Erdoğan'ın dünya siyasetine hükmeden liderlerle geniş boyutlu görüşmeler yaptıktan sonra Çin Seddi'ne yürümesi küresel diplomaside dikkat çekici rüzgârların esmesine yol açacak özellikler taşıyor. Cumhurbaşkanımız Erdoğan, (bugün) hem zamanlaması hem de sonuçları itibarıyle son derece önemli Çin ziyaretine başlıyor. Erdoğan-Obama-
Putin-Hollande ve Çin Cumhurbaşkanı Şİ CİNPİNG'in baş başa görüşmesine dikkatle bakınız.
Olası sonuçları: Uygur Türkleri'nin sıkıntıları giderilecek. Türkiye, Çin ile Ortadoğu/Afrika'da daha yakın çalışacak.
Enerji savaşında Türkiye-Çin beraberliği, Doğu Akdeniz'in kaderini etkileyecek.
Suriye'nin sınırlarını 100 yıl önce İngiliz'lerle beraber (Sykes-Pıcot anlaşması) Fransa ile yapılan görüşmenin gelecek aylarda yeni gelişmelerde merkeze oturacağı düşünülmelidir.
Erdoğan'ın Çin'i Suriye konusunda iknna etmesi, yeni Suriye'nin oluşmasında, Türkiye'nin merkeze oturmasını beraberinde getirecektir.
Türkiye-Çin yakınlaşması, Rusya lideri Putin'i de etkileyeceğinden, Suriye'de Esad sonrası yeni yönetim yolunda, çok hayati sonuçlar sağlanması mümkün olacaktır.

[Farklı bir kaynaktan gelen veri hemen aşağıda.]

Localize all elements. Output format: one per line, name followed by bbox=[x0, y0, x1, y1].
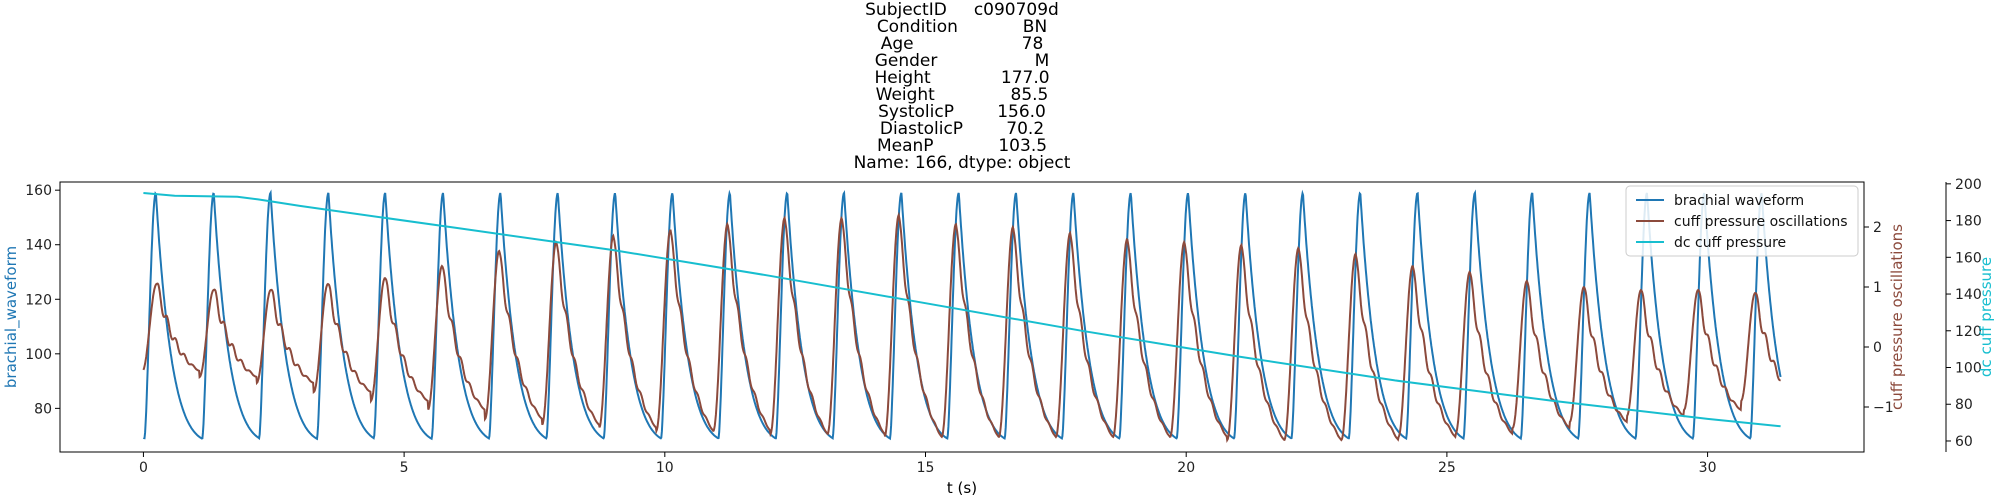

2013'te Türkiye, Çin ve Rusya'nın patronluğundaki Şanghay İşbirliği Örgütü (ŞİÖ) ile "diyalog ortaklığı" anlaşması imzalamıştı. Bu imzayla, Avrupa Birliği'ne (AB) alternatif olup olmayacağı tartışılan Şanghay Beşlisi ile işbirliği yönünde ilk resmi adım atılmış oldu. İmzayı atan Başbakan Ahmet Davutoğlu, "el ele ve omuz omuza yürüyeceği uzun bir yolun başlangıcında olunduğunu" dile getirmişti. Yeni Türkiye liderleri Erdoğan-
Davutoğlu, Türkiye'nin son dönemde dış politikasını farklı coğrafyalara açıyorlar.
Bir taraftan, Şanghay Beşlisi'yle işbirliği, diğer taraftan Türkiye'nin Avrupa-Atlantik kurumlarındaki pozisyonu nedeniyle, bir KÖPRÜ kazandığı apaçık görünüyor.
Dünyanın ekonomik ve finansal merkezinin giderek Doğu'ya kaydığı bir süreçte, Türkiye'nin de Doğu-Batı arasındaki merkezi konumu nedeniyle Orta Asya ve Uzak Doğu'daki kurumlara ve ülkelere yakınlaşmak istemesinin haklı bir arayıştır. Bu gelişme, Türk-Amerikan işbirliğinin, Asya'ya uzanmasında ayrı bir kanal özelliği de taşımaktadır.
SONUÇ: İPEK YOLUNUN İKİ ESKİ UYGARLIĞININ LİDERLERİ ERDOĞAN VE Şİ CİNPİNG'İN STRATEJİK BERABERLİĞİ, YENİ ORTADOĞU HARİTASININ ÇİZİLMESİNDE HAYATİ BİR ÖNEME İŞARET EDİYOR.